We say that $f: D \to \mathbb{R}$ is Whitney $C^k$ (on $D$) if there exist functions $f_\alpha: D \to \mathbb{R}$, $|\alpha| \le k$ (note here $\alpha$ is a multindex with $n$ entries) s.t. for all $x,y \in D$ and $\alpha \in \mathbb{Z}^n$, $$f_\alpha (x) = \sum_{|\beta| \le k-|\alpha|} \frac{f_{\alpha + \beta}(y)}{\beta !} (x-y)^\beta +R_\alpha(x,y)$$ with $R_\alpha$ having the following property: Given any point $z \in D$ and any $\epsilon > 0$ there exists a $\delta > 0$ s.t. if $x, y \in A$ and $|z-x|< \delta$ and $|z-y|< \delta$ then $|R_\alpha (x,y)| \le \epsilon |x-y|^{k-|\alpha|}$.
Now for my question. I am wondering for what closed sets can we say that if $f$ is $C^k$ (see the Edit below for definition) then it is Whitney $C^k$. Phrased differently, I am wondering for what closed sets (with $C^k$ functions defined on these sets) can we apply Whitney's extension theorem.
I have been able to show that if $D$ is the closure on an open bounded convex set and $f: D \to \mathbb{R}$ is $C^k$ then $f$ is Whitney $C^k$. To see this one applies the multivariable Taylor's theorem (integral version- see here https://en.wikipedia.org/wiki/Taylor%27s_theorem#Taylor.27s_theorem_for_multivariate_functions).
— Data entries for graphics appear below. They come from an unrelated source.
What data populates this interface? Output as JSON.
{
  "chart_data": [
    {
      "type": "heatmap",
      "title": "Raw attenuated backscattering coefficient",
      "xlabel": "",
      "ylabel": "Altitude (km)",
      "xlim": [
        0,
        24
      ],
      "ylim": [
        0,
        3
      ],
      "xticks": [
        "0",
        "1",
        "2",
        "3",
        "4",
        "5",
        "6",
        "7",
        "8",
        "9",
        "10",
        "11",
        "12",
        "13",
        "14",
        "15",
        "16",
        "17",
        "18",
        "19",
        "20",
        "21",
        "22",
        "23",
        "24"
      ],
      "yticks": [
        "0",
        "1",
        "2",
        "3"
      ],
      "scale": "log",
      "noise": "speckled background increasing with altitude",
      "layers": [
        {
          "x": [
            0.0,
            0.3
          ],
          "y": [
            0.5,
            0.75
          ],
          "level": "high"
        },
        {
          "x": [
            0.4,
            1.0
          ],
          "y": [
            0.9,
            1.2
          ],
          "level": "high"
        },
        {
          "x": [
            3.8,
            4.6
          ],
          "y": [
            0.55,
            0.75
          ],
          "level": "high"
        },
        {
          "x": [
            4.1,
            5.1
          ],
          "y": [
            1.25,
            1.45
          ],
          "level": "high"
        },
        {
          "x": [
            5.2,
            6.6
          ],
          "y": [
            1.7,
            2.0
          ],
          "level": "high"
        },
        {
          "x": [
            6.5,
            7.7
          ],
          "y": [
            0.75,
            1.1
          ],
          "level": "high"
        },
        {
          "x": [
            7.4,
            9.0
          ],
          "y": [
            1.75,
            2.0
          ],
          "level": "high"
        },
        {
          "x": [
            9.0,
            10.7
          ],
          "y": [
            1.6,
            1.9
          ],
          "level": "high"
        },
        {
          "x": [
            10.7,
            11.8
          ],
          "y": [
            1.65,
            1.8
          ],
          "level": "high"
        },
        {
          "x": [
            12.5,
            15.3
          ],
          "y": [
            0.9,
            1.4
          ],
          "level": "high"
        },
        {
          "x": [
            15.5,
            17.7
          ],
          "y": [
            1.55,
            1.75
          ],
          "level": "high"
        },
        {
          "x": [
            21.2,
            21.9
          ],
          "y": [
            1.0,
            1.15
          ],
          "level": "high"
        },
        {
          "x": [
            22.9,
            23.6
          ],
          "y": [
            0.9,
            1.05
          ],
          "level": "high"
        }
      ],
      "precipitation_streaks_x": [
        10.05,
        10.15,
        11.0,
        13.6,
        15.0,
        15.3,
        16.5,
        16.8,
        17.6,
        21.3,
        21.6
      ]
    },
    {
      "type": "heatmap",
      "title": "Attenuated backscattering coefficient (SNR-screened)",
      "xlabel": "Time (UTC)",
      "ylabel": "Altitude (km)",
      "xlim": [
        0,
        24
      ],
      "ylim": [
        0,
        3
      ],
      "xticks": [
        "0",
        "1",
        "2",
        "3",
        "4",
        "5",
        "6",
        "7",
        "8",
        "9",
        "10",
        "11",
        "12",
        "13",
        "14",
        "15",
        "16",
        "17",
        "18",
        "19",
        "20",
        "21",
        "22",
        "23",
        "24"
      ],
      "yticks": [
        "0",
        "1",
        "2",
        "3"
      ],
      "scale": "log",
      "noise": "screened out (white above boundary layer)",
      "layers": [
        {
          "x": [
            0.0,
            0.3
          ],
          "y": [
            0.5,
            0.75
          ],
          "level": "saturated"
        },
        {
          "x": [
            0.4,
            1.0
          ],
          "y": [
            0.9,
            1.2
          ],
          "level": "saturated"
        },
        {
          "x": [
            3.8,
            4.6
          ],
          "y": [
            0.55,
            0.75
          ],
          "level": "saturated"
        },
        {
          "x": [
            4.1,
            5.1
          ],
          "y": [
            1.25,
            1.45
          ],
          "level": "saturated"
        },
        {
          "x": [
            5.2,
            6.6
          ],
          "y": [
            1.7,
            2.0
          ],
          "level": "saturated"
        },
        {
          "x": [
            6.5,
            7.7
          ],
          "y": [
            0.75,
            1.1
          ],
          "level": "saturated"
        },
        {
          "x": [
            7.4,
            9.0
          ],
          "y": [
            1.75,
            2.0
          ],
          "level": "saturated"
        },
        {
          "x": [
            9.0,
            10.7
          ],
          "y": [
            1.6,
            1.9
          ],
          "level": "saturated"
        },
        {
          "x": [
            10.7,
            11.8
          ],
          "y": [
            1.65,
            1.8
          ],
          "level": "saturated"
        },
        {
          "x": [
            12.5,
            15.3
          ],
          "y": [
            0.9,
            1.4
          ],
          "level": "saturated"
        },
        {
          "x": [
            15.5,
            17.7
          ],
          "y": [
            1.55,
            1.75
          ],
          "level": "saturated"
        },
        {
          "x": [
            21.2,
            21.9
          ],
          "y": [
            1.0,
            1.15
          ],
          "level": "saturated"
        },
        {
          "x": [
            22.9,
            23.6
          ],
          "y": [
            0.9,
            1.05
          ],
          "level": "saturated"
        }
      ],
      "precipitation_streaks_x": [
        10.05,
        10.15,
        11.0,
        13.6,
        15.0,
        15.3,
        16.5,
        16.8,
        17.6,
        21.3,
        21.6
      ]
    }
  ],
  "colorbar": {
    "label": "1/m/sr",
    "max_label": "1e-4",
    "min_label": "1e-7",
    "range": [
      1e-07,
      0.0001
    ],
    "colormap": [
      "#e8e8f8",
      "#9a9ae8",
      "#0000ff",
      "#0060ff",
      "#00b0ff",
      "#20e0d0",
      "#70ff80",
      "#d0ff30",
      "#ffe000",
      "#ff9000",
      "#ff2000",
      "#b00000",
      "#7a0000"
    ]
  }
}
Notice that the proof, and therefore the estimates, rely on integrating along a line segment - this is where convexity is used. I suspect this can be generalized to $D$ being the closure of a connected open set with suitably smooth boundary (i.e. $C^\infty$).
References are also appreciated.
Edit: For completeness, let me add the definition of $C^k$ on the closure of an open set. Let $U$ be an open set, then $f: \overline{U} \to \mathbb{C}$ is $C^k$ if all the partial derivative of $f$ up to order $k$ extend continuously to $\overline{U}$.